Certains proches lui ont aussi conseillé de faire rapidement quelques gestes symboliques: un déjeuner avec une personnalité importante de la droite et du centre – le nom de Jean-Louis Borloo a été suggéré -, un témoignage pour les habitants de sa région, Auvergne-Rhône-Alpes, afin de souligner son enracinement local.

«Je veux tout de suite arriver à montrer une nouvelle génération, une nouvelle droite»

Laurent Wauquiez

Lui entend surtout déminer… «Cette semaine sera celle du renouvellement et du rassemblement», confie Laurent Wauquiez au Figaro. «Je veux tout de suite arriver à montrer une nouvelle génération, une nouvelle droite. Nous devons immédiatement ouvrir les portes et les fenêtres», poursuit-il, alors que de nombreux ténors, parmi lesquels Nicolas Sarkozy, avaient expliqué qu’une «une famille politique», ce n’est pas «une secte». «Le deuxième message consistera à rassembler, tendre la main, proposer à tout le monde de venir à bord pour arriver à remettre la droite ensemble.» Autant de défis à relever dans les prochains mois.

Wauquiez a aussi prévu de soigner les personnalités du parti occupant des fonctions importantes en souhaitant les rencontrer au plus vite. Comme le président du Sénat, Gérard Larcher, le président du groupe LR au Sénat, Bruno Retailleau, son homologue à l’Assemblée, Christian Jacob, et, moins connu du grand public, le président de la délégation française du Parti populaire européen (PEE), Franck Proust. Wauquiez compte aussi appeler ses concurrents, Florence Portelli et Maël de Calan. Si la maire de Taverny a répété qu’elle ne voudrait aucun poste dans la nouvelle direction, le jeune juppéiste aimerait que ses soutiens soient représentés au bureau politique et à la commission nationale d’investiture, une instance stratégique dont la présidence devrait revenir à un wauquieziste.
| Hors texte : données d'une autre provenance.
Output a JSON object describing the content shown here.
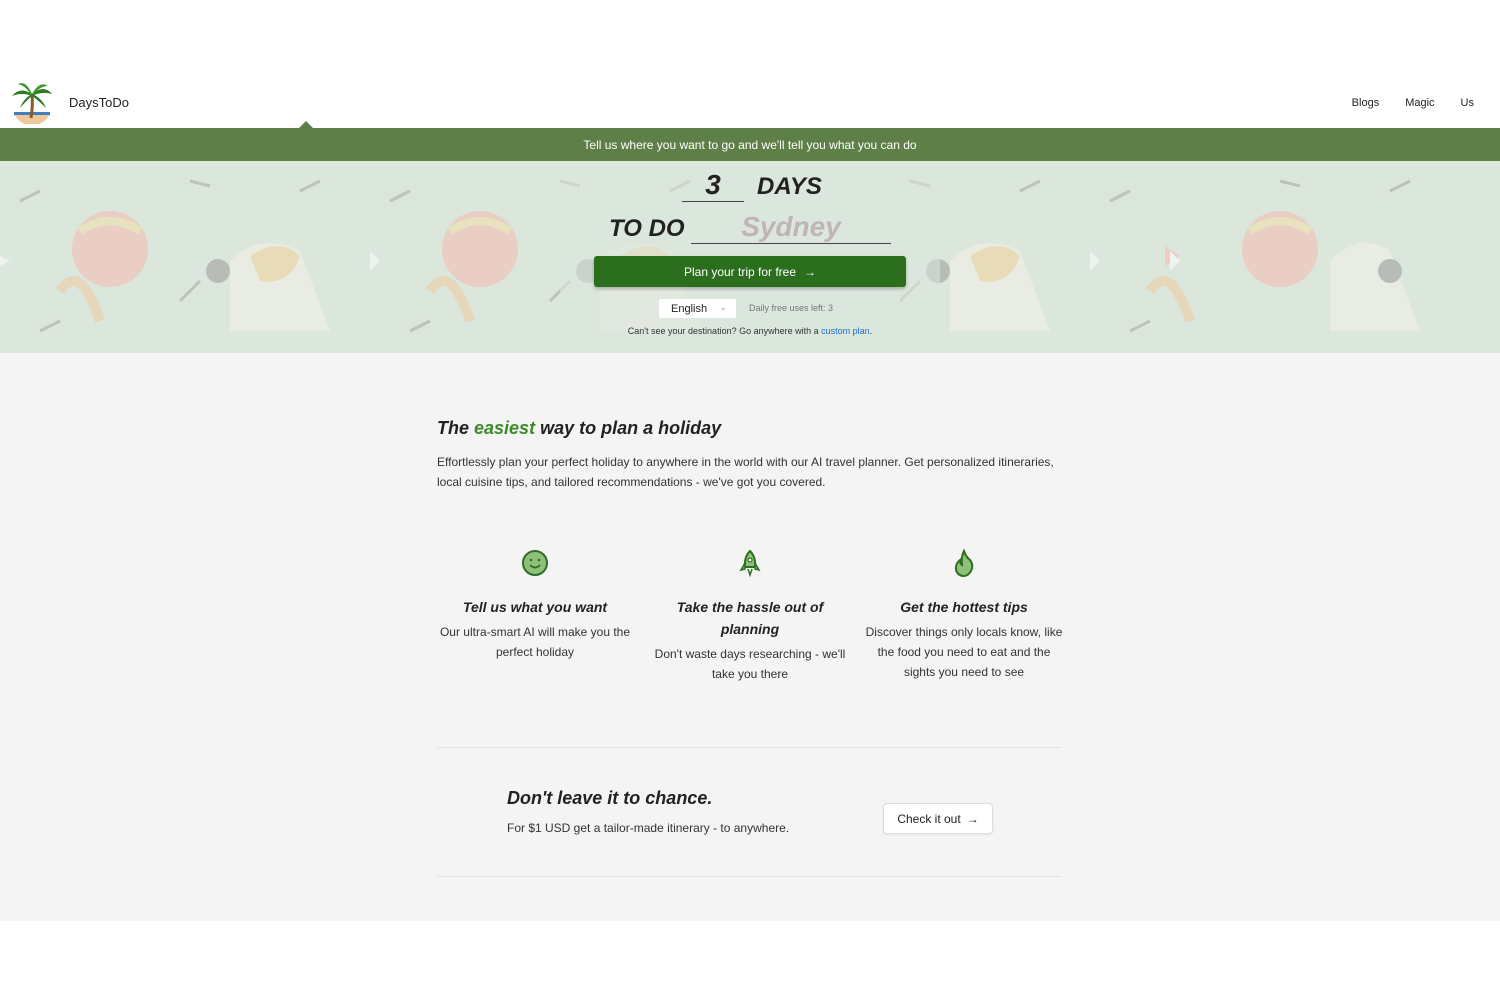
{
  "header": {
    "brand": "DaysToDo",
    "nav": [
      "Blogs",
      "Magic",
      "Us"
    ]
  },
  "banner": {
    "text": "Tell us where you want to go and we'll tell you what you can do"
  },
  "hero": {
    "days_value": "3",
    "days_label": "DAYS",
    "todo_label": "TO DO",
    "destination_placeholder": "Sydney",
    "plan_button": "Plan your trip for free",
    "arrow": "→",
    "language": "English",
    "chevron": "⌄",
    "free_uses": "Daily free uses left: 3",
    "cant_see_prefix": "Can't see your destination? Go anywhere with a ",
    "custom_plan_link": "custom plan",
    "cant_see_suffix": "."
  },
  "intro": {
    "headline_pre": "The ",
    "headline_accent": "easiest",
    "headline_post": " way to plan a holiday",
    "body": "Effortlessly plan your perfect holiday to anywhere in the world with our AI travel planner. Get personalized itineraries, local cuisine tips, and tailored recommendations - we've got you covered.",
    "accent_color": "#3d8a2a"
  },
  "features": [
    {
      "icon": "smiley-icon",
      "title": "Tell us what you want",
      "text": "Our ultra-smart AI will make you the perfect holiday"
    },
    {
      "icon": "rocket-icon",
      "title": "Take the hassle out of planning",
      "text": "Don't waste days researching - we'll take you there"
    },
    {
      "icon": "fire-icon",
      "title": "Get the hottest tips",
      "text": "Discover things only locals know, like the food you need to eat and the sights you need to see"
    }
  ],
  "cta": {
    "title": "Don't leave it to chance.",
    "text": "For $1 USD get a tailor-made itinerary - to anywhere.",
    "button": "Check it out",
    "arrow": "→"
  },
  "colors": {
    "banner": "#5f7f48",
    "primary_button": "#2b6f1e",
    "hero_bg": "#dbe6dc",
    "link": "#1a6fd1"
  }
}
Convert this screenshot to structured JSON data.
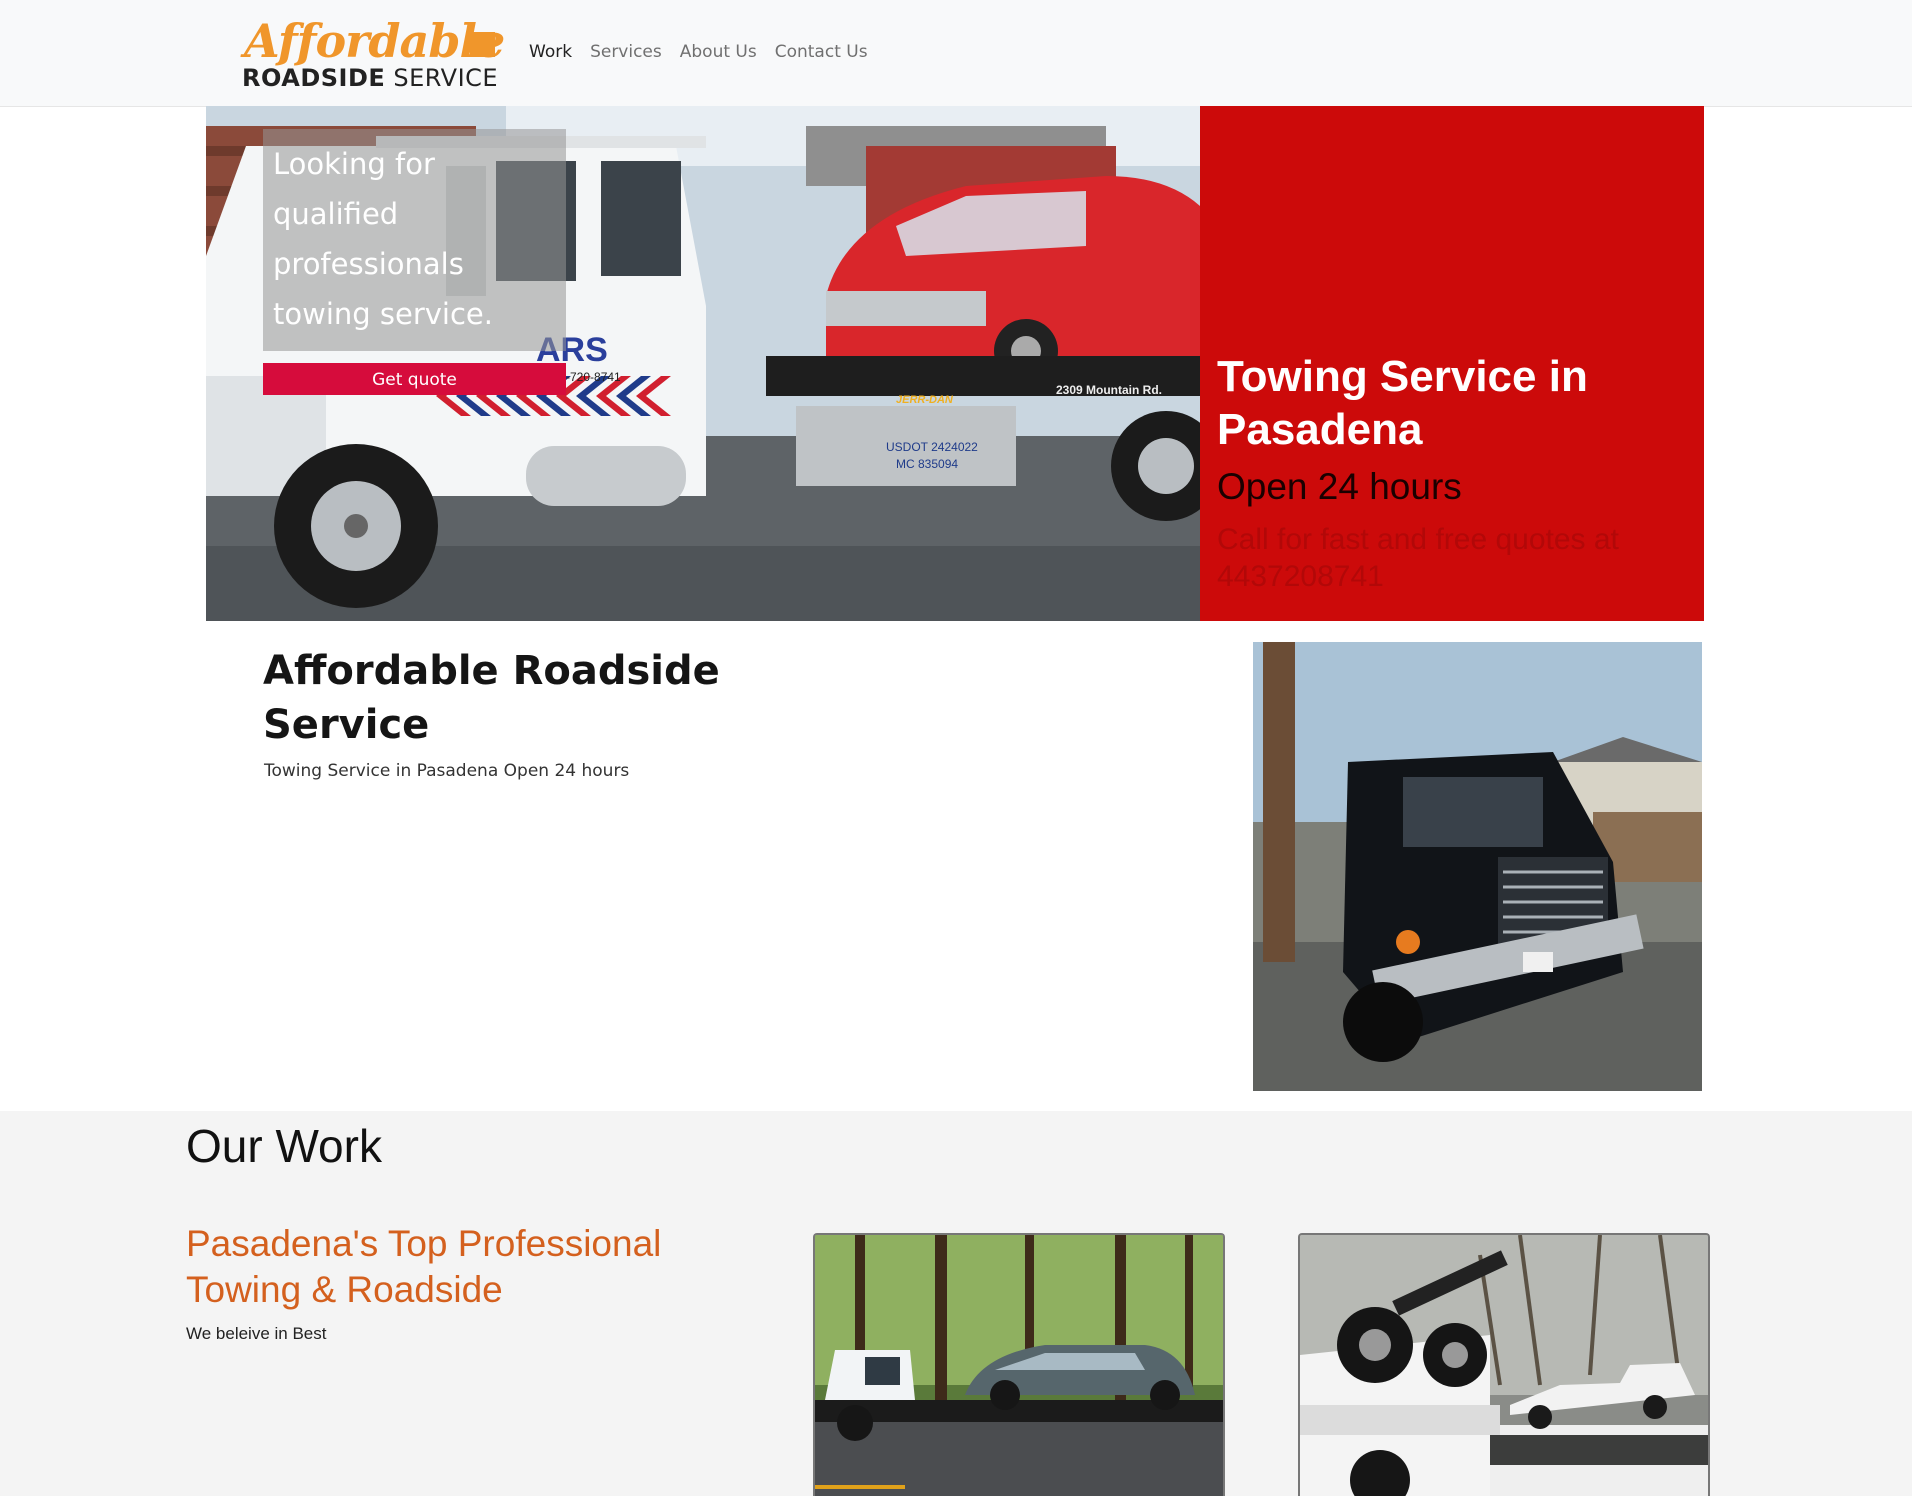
{
  "logo": {
    "line1": "Affordable",
    "line2_bold": "ROADSIDE",
    "line2_light": " SERVICE"
  },
  "nav": {
    "items": [
      "Work",
      "Services",
      "About Us",
      "Contact Us"
    ],
    "active": "Work"
  },
  "hero": {
    "overlay_text": "Looking for qualified professionals towing service.",
    "cta_label": "Get quote",
    "title": "Towing Service in Pasadena",
    "subtitle": "Open 24 hours",
    "call_text": "Call for fast and free quotes at 4437208741",
    "photo_texts": {
      "ars": "ARS",
      "phone": "-720-8741",
      "usdot": "USDOT 2424022",
      "mc": "MC 835094",
      "address": "2309 Mountain Rd.",
      "jerrdan": "JERR-DAN"
    }
  },
  "about": {
    "title": "Affordable Roadside Service",
    "subtitle": "Towing Service in Pasadena Open 24 hours"
  },
  "work": {
    "title": "Our Work",
    "heading": "Pasadena's Top Professional Towing & Roadside",
    "tagline": "We beleive in Best"
  },
  "colors": {
    "accent_red": "#cc0a0a",
    "button_red": "#d60c3c",
    "logo_orange": "#f0962b",
    "heading_orange": "#d4601e"
  }
}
Mardi, le nouveau patron de LR a noté dans son agenda la réunion de groupe des députés LR à l’Assemblée. Une phase institutionnelle qui se poursuivra – heureux hasard du calendrier pour Wauquiez – par une réunion du PPE, le 14 décembre à Bruxelles, avec notamment la chancelière allemande, Angela Merkel, et le président du gouvernement espagnol, Mariano Rajoy. Une façon d’essayer de se poser comme le premier opposant à Emmanuel Macron avant le Conseil européen des 14 et 15 décembre.
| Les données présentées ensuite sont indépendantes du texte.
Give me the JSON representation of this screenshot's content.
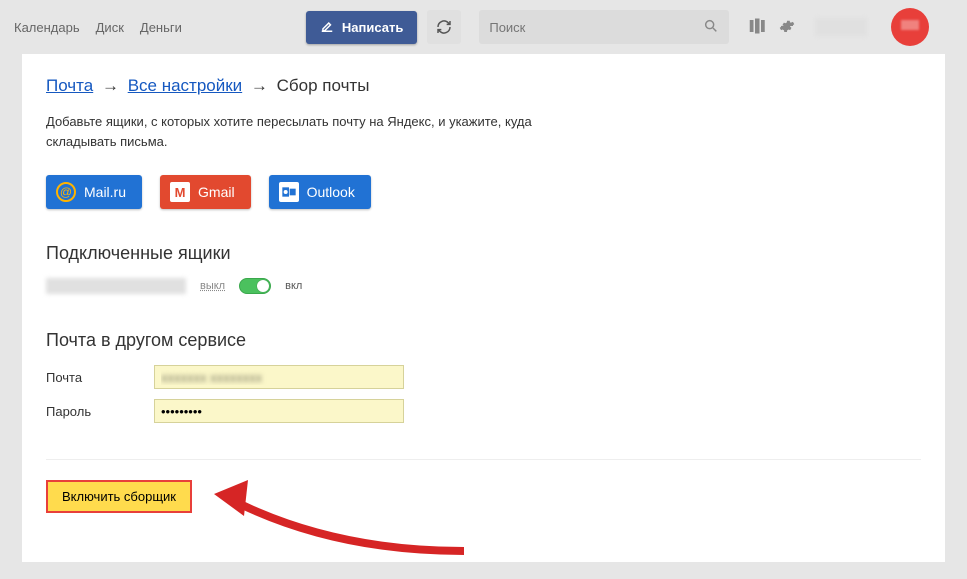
{
  "topbar": {
    "nav": [
      "Календарь",
      "Диск",
      "Деньги"
    ],
    "compose": "Написать",
    "search_placeholder": "Поиск"
  },
  "breadcrumb": {
    "mail": "Почта",
    "all_settings": "Все настройки",
    "current": "Сбор почты"
  },
  "description": "Добавьте ящики, с которых хотите пересылать почту на Яндекс, и укажите, куда складывать письма.",
  "providers": {
    "mailru": "Mail.ru",
    "gmail": "Gmail",
    "outlook": "Outlook"
  },
  "connected": {
    "heading": "Подключенные ящики",
    "off": "выкл",
    "on": "вкл"
  },
  "other_service": {
    "heading": "Почта в другом сервисе",
    "email_label": "Почта",
    "password_label": "Пароль",
    "password_value": "•••••••••"
  },
  "enable_button": "Включить сборщик"
}
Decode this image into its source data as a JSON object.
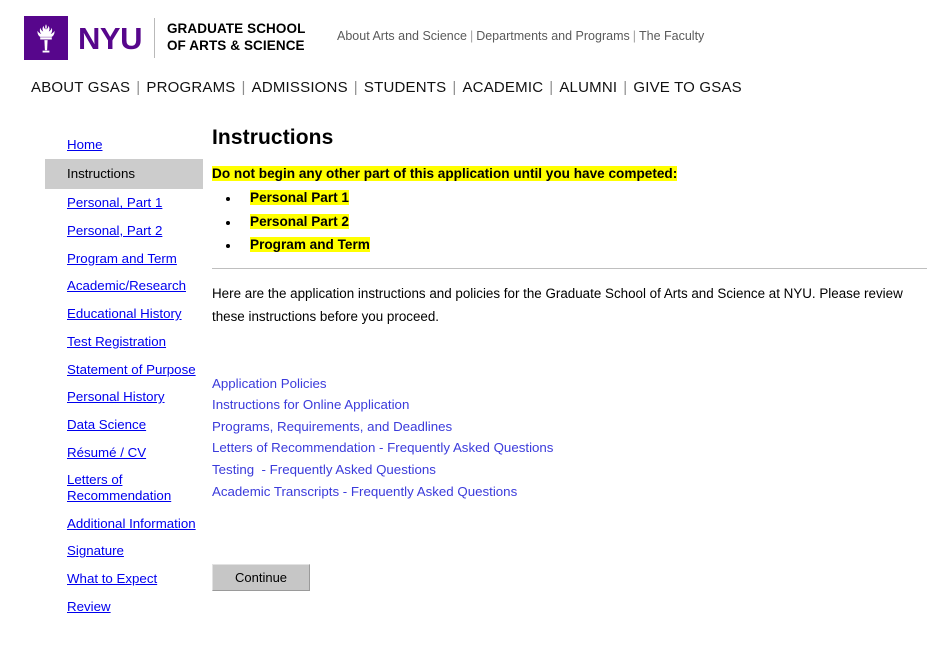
{
  "masthead": {
    "logo_icon": "nyu-torch-icon",
    "wordmark": "NYU",
    "school_name": "GRADUATE SCHOOL\nOF ARTS & SCIENCE",
    "brand_color": "#57068c",
    "top_links": [
      "About Arts and Science",
      "Departments and Programs",
      "The Faculty"
    ],
    "separator": "|"
  },
  "mainnav": {
    "items": [
      "ABOUT GSAS",
      "PROGRAMS",
      "ADMISSIONS",
      "STUDENTS",
      "ACADEMIC",
      "ALUMNI",
      "GIVE TO GSAS"
    ],
    "separator": "|"
  },
  "sidebar": {
    "items": [
      {
        "label": "Home",
        "current": false
      },
      {
        "label": "Instructions",
        "current": true
      },
      {
        "label": "Personal, Part 1",
        "current": false
      },
      {
        "label": "Personal, Part 2",
        "current": false
      },
      {
        "label": "Program and Term",
        "current": false
      },
      {
        "label": "Academic/Research",
        "current": false
      },
      {
        "label": "Educational History",
        "current": false
      },
      {
        "label": "Test Registration",
        "current": false
      },
      {
        "label": "Statement of Purpose",
        "current": false
      },
      {
        "label": "Personal History",
        "current": false
      },
      {
        "label": "Data Science",
        "current": false
      },
      {
        "label": "Résumé / CV",
        "current": false
      },
      {
        "label": "Letters of Recommendation",
        "current": false
      },
      {
        "label": "Additional Information",
        "current": false
      },
      {
        "label": "Signature",
        "current": false
      },
      {
        "label": "What to Expect",
        "current": false
      },
      {
        "label": "Review",
        "current": false
      }
    ],
    "link_color": "#0000ee",
    "current_bg": "#cccccc"
  },
  "content": {
    "title": "Instructions",
    "warning": "Do not begin any other part of this application until you have competed:",
    "highlight_color": "#ffff00",
    "checklist": [
      "Personal Part 1",
      "Personal Part 2",
      "Program and Term"
    ],
    "intro": "Here are the application instructions and policies for the Graduate School of Arts and Science at NYU. Please review these instructions before you proceed.",
    "doc_links": [
      "Application Policies",
      "Instructions for Online Application",
      "Programs, Requirements, and Deadlines",
      "Letters of Recommendation - Frequently Asked Questions",
      "Testing  - Frequently Asked Questions",
      "Academic Transcripts - Frequently Asked Questions"
    ],
    "doc_link_color": "#3b3bdb",
    "continue_label": "Continue"
  }
}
Mais alors que la semaine sera riche en actualité avec notamment le sommet sur le climat, la remise du rapport sur l’aéroport de Notre-Dame-des-Landes, la conférence nationale des territoires, Wauquiez réfléchit à présenter la première partie de son équipe dirigeante, soit le 13 décembre, soit le 18 décembre. La deuxième partie devant être officialisée après les vacances de Noël pour que l’organigramme soit connu le 27 janvier, jour du conseil national des Républicains, à Paris.
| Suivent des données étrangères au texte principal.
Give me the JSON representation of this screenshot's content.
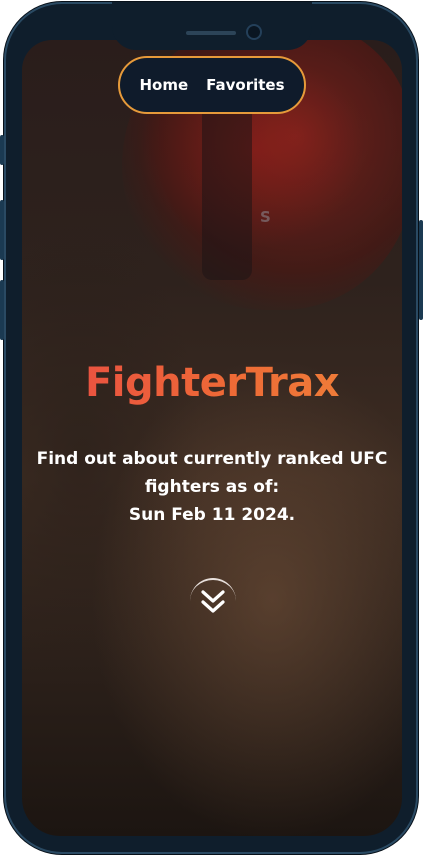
{
  "nav": {
    "home_label": "Home",
    "favorites_label": "Favorites"
  },
  "hero": {
    "title": "FighterTrax",
    "subtitle_line1": "Find out about currently ranked UFC",
    "subtitle_line2": "fighters as of:",
    "date": "Sun Feb 11 2024.",
    "scroll_icon": "double-chevron-down-icon"
  },
  "colors": {
    "accent_border": "#e69a3a",
    "title_gradient_start": "#e84a44",
    "title_gradient_end": "#f0853a",
    "nav_bg": "#0f1b2b",
    "frame": "#0f1e2c"
  }
}
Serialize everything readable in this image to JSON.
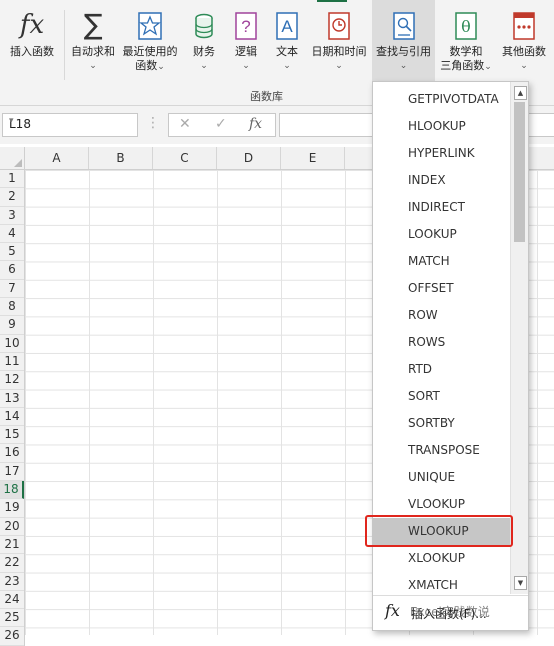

«Guillaume Peltier fait partie des nouveaux visages que je mettrai en avant»

Laurent Wauquiez

Chose promise, chose due: Virginie Calmels sera nommée vice-présidente. Avec Guillaume Peltier comme possible deuxième vice-président. À la Fête de la violette, fin septembre, Wauquiez avait annoncé que son hôte, le député de Loir-et-Cher, jouerait «un rôle éminent» à ses côtés. «Guillaume Peltier fait partie des nouveaux visages que je mettrai en avant», ajoutait-il. Un engagement plusieurs fois confirmé par Wauquiez au fondateur des Populaires. Une manière pour le patron de LR de créer un binôme Calmels-Peltier, aux profils politiques différents: «les métropoles» et «les territoires», «la libérale» et «le populaire». Pour son futur secrétaire général, Laurent Wauquiez aimerait trouver un profil de «technicien», plutôt que de «politique». Et qui soit d’une loyauté absolue, de manière à bien tenir la boutique en son absence… «Sauf qu’avec sa conception du pouvoir, Wauquiez fera tout et les autres, le reste!», persifle un ténor LR.

Plusieurs noms sont cités pour les dix premières nominations. Ils correspondent aux élus remarqués ces dernières semaines par l’ex-candidat comme son porte-parole, le maire de Chalon-sur-Saône, Gilles Platret, le député LR de l’Ain Damien Abad ou le directeur de campagne, Geoffroy Didier. Même si le vice-président de la région Île-de-France irrite aussi certains wauquiezistes de la première heure. Le maire de Châteauroux, Gil Averous, a été jugé très bon en meeting, les jeunes députés Aurélien Pradié (Lot) et Fabien Di Filippo (Moselle), et Alexandre Vincendet, maire de Rillieux-la-Pape, ont aussi attiré l’attention.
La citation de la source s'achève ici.